Bob Franken: Of closets and lockers

Do you know what’s really sad each time someone public declares that he or she is coming out of the closet? What’s so wrong is that we still have closets. Thus it was with the big announcement by University of Missouri All-American defensive lineman Michael Sam that he is gay.


Stories erupted everywhere in the mainstream media and certainly the not-so-mainstream Internet outlets. Even President Barack Obama weighed in with his backing. Justifiably so. And regrettably so. After all, Sam had become the first active player to give up his “secret” (actually, it was no secret to his teammates, who knew and enthusiastically embraced him as a member of the locker room). He also was getting ready to be selected in the NFL draft. That brings us to why we even have a closet.

Interspersed with the many enlightened statements of support from professional athletes and others involved in sports, including one notable Dallas sportscaster, were the guys who expressed their disapproval, both the open bigots and those who were anonymously predicting that Sam’s value would fall in the upcoming draft as he tried to go pro, or as they like to say, “participate at the next level.” They worried that he would “disrupt a locker room.”

Next level?
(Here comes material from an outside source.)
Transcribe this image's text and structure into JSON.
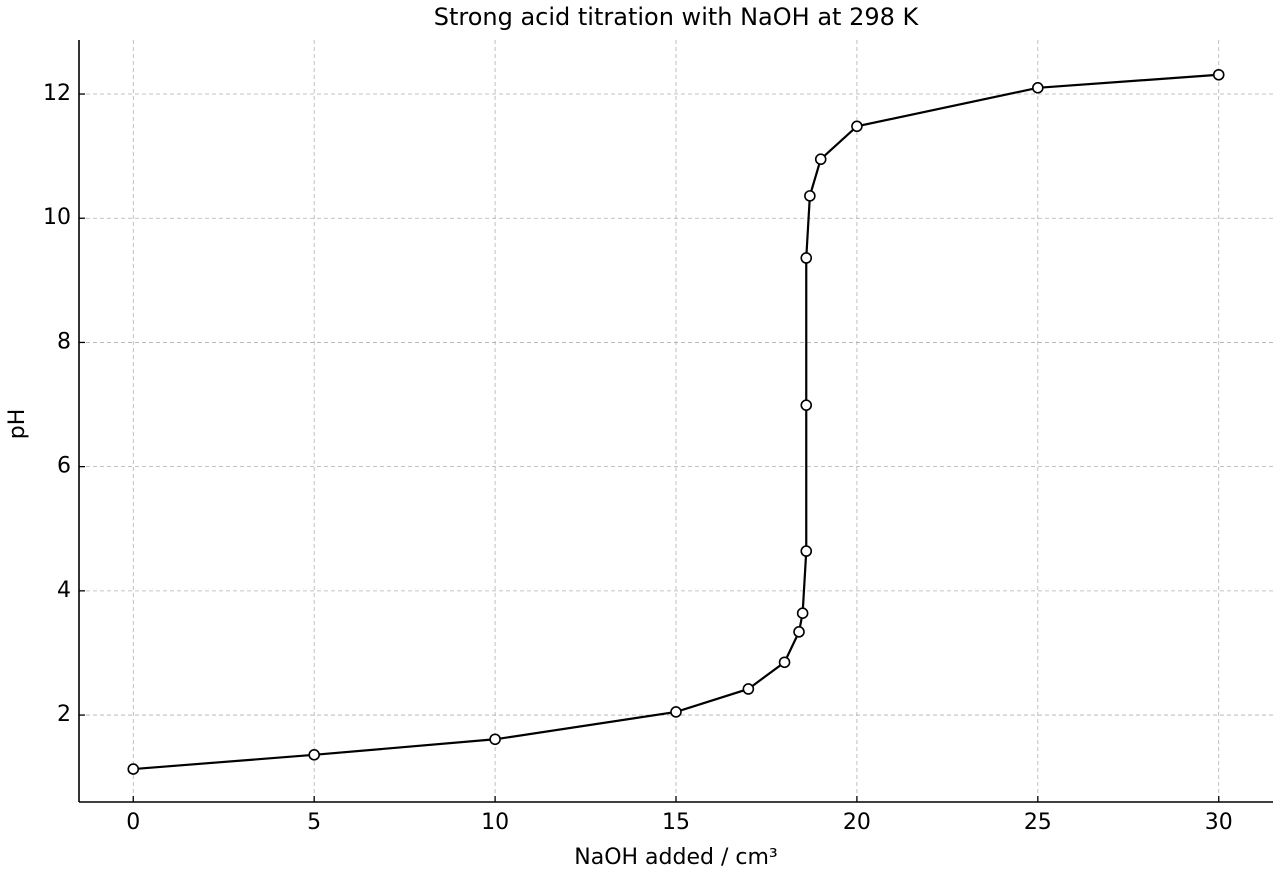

Disrupt a locker room? What a delicious coincidence that a new report just came out that detailed the grotesque sexist, homophobic, cruel bullying in the Miami Dolphins locker room that caused 300-plus-pound lineman Jonathan Martin to flee the team. He’s not gay, by the way.

Obviously, an argument can be made that not all jocks are the brightest bulbs. But, they’re not the only ones who cling to ignorance. Once again, another federal judge has had to make a ruling that simply ratifies what should be a given, that in the United States, we have a right to “equal protection under the law.” In the latest case, Judge Arenda L. Wright Allen acted to strike down a prohibition against gay marriage, this time in the Commonwealth of Virginia. “Tradition is revered in the Commonwealth, and often rightly so,” she wrote. “However tradition alone cannot justify denying same-sex couples the right to marry any more than it could justify Virginia’s ban on interracial marriage.”

We don’t need to dwell on Virginia’s genteel history of ugly discrimination and worse. What’s interesting today is the response we hear each and every time another jurist throws out a gay-marriage ban. It is identical to the one that was common in the 1960s, when racial prejudice was enshrined in the law. The head of an organization called the National Organization for Marriage accused the judge of “twisting the Constitution and the rule of law to impose her own views of marriage in defiance of the people of Virginia.”

It’s the same states’ rights discredited argument that was made in favor of Jim Crow laws a generation ago. By design, there is tension between the authority of the states and federal government, but the Constitution is the “supreme law of the land” and no lesser jurisdiction can undermine its core principles.

Appropriately, it will be the U.S. Supreme Court that decides this one, but let’s be honest: The justices are just fallible human beings whose rulings are clouded, if not distorted, by their own cultural prejudices and ideologies. So even with broad popular support and with the obvious equality arguments, it’s not a sure thing at all that fairness and tolerance will prevail in the majority’s opinion.

But that’s down the road. As a society we need to use the growing acceptance of gay marriage to make the legal rulings irrelevant. Inevitably, it will become unnecessary for anyone to bother announcing his or her sexual preferences. Someone sarcastically might say, “Thank you for sharing,” but that’s it. At that point, the athletes who follow Michael Sam can just focus on the locker room instead of the closet.

Bob Franken is a longtime broadcast journalist, including 20 years at CNN.